From the Vault: Early Belt-Fed Machine Guns
Brownells Gun Tech™ Keith Ford is in heaven.... well, as close as you can get while still having a pulse! He's at Rock Island Auction Company surrounded by early 20th century belt-fed machine guns, all of them designed by that American firearm genius, John Moses Browning. The Colt-Browning M1895 "Potato Digger" was the first successful gas-operated machine gun, and the first machine gun adopted by the U.S. military. Production was limited, so only small numbers of these served in both the Spanish-American War and World War I. Early M1895s were chambered in .30-40 Krag and 6mm Lee Navy; the Rock Island gun is a later example chambered in .30-06. Keith explains how the Potato Digger's gas system works (essentially a lever action machine gun!) and its tendency to overheat.

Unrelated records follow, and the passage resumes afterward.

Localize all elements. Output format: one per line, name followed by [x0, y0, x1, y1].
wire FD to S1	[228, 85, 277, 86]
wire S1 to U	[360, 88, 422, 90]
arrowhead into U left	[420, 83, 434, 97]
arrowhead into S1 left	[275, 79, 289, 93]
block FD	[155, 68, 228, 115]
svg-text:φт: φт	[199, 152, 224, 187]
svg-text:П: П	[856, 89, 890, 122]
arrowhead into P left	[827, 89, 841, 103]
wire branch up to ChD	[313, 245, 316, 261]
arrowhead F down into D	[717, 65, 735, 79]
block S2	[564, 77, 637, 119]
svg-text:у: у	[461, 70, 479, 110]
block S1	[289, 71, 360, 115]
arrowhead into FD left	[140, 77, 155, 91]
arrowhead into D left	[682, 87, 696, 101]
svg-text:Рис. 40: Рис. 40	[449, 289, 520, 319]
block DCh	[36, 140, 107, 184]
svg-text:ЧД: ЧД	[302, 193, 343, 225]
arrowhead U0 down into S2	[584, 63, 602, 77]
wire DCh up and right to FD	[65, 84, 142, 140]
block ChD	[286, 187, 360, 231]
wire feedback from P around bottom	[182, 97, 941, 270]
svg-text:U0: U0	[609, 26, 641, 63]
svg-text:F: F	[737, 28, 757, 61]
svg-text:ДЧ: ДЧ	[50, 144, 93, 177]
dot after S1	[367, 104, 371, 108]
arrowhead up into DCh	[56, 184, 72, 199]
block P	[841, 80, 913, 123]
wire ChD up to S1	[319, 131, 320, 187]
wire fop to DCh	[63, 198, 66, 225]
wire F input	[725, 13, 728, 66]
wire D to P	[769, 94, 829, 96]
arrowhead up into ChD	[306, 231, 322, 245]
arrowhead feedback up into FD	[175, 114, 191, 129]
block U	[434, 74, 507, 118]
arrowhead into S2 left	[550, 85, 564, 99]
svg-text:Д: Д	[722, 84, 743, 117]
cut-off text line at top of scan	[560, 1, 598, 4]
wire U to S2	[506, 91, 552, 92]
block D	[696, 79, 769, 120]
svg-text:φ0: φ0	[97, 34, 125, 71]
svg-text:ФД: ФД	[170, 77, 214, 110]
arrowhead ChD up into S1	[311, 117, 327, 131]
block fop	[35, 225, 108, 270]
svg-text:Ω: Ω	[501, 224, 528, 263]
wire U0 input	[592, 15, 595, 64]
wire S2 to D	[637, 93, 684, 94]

Next, a Browning M1917 water-cooled machine gun; in an early demo for the military, an M1917 fired 23,000 rounds continuously without a stoppage! A few thousand M1917s saw service in WWI. The air-cooled M1919 dispenses with the water jacket and is much lighter and easier to tote around. The M1917 served until the Korean War, while the M1919 was a mainstay in WWII and made it to the early stages of the Vietnam Conflict before being supplanted by the M60.
WARNING: Never attempt to disassemble or reassemble a firearm unless you are absolutely certain that it is empty and unloaded. Visually inspect the chamber, the magazine and firing mechanism to be absolutely certain that no ammunition remains in the firearm. Disassembly and reassembly should follow the manufacturer’s instructions.